Итак, мы сидели за соседними столиками, не видя друг друга, а минутная стрелка часов на стене напротив поднималась всё выше и выше. По мере приближения назначенного часа Джонс становился всё более сосредоточен — я это чувствовал. Он уже убедил себя: нас ждёт разочарование, и незачем было носиться с высунутым языком по континенту. Но ровно в час в дверях появился человек и стал оглядывать комнату, всматриваясь в гостей. Джонс рядом со мной превратился в натянутую струну, а веки его глаз — всегда серьёзных — сошлись в напряжённом прищуре.
Пришельцем оказался стильно одетый мальчишка лет четырнадцати, похожий на телеграфиста, — в ярко-синей курточке и чёрной шляпе-котелке. Видно было, что он не в своей тарелке, будто одежда, которую его заставили надеть, была для него непривычной, да и по размеру не подходила, предназначаясь для фигуры поджарой и сухой, а он такой фигуре являл полную противоположность. Круглый животик, короткие ноги, пухлые щёки — он, скорее, напоминал купидонов, украшавших ту самую комнату, где мы в эту минуту сидели.
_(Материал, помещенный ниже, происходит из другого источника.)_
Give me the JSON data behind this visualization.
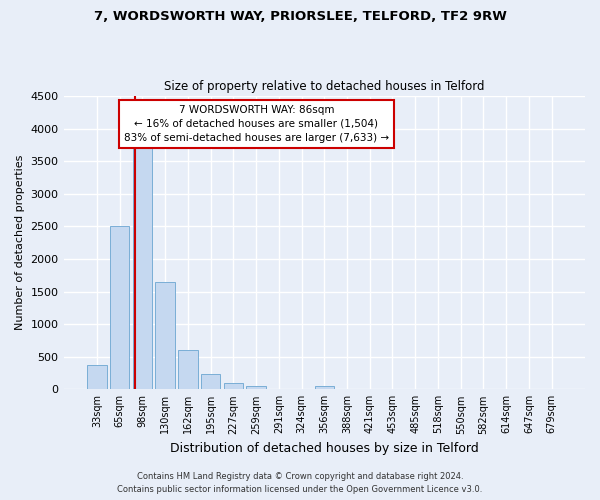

Он увидел меня — вернее, тюльпан в моей петлице, — в глазах что-то мелькнуло, и начал ввинчиваться в толпу. Добравшись до меня, он без спросу уселся напротив и закинул ногу на ногу. Это само по себе было проявлением наглости, здесь совершенно неуместной, но теперь, когда он оказался рядом, я сразу понял: к телеграфной службе он не имеет никакого отношения. Он производил впечатление человека, много на своём коротком веку повидавшего. Было в его глазах что-то странное, какая-то затянутая влагой пустота, будто глаза эти видели только зло, в самых разнообразных его проявлениях. При этом ресницы у него были пушистые, зубы белые, губы полные, и каким-то образом он был и красавчиком и уродом одновременно.
— Кого-то ждёте? — спросил он. Голос был сипловатый, почти мужской.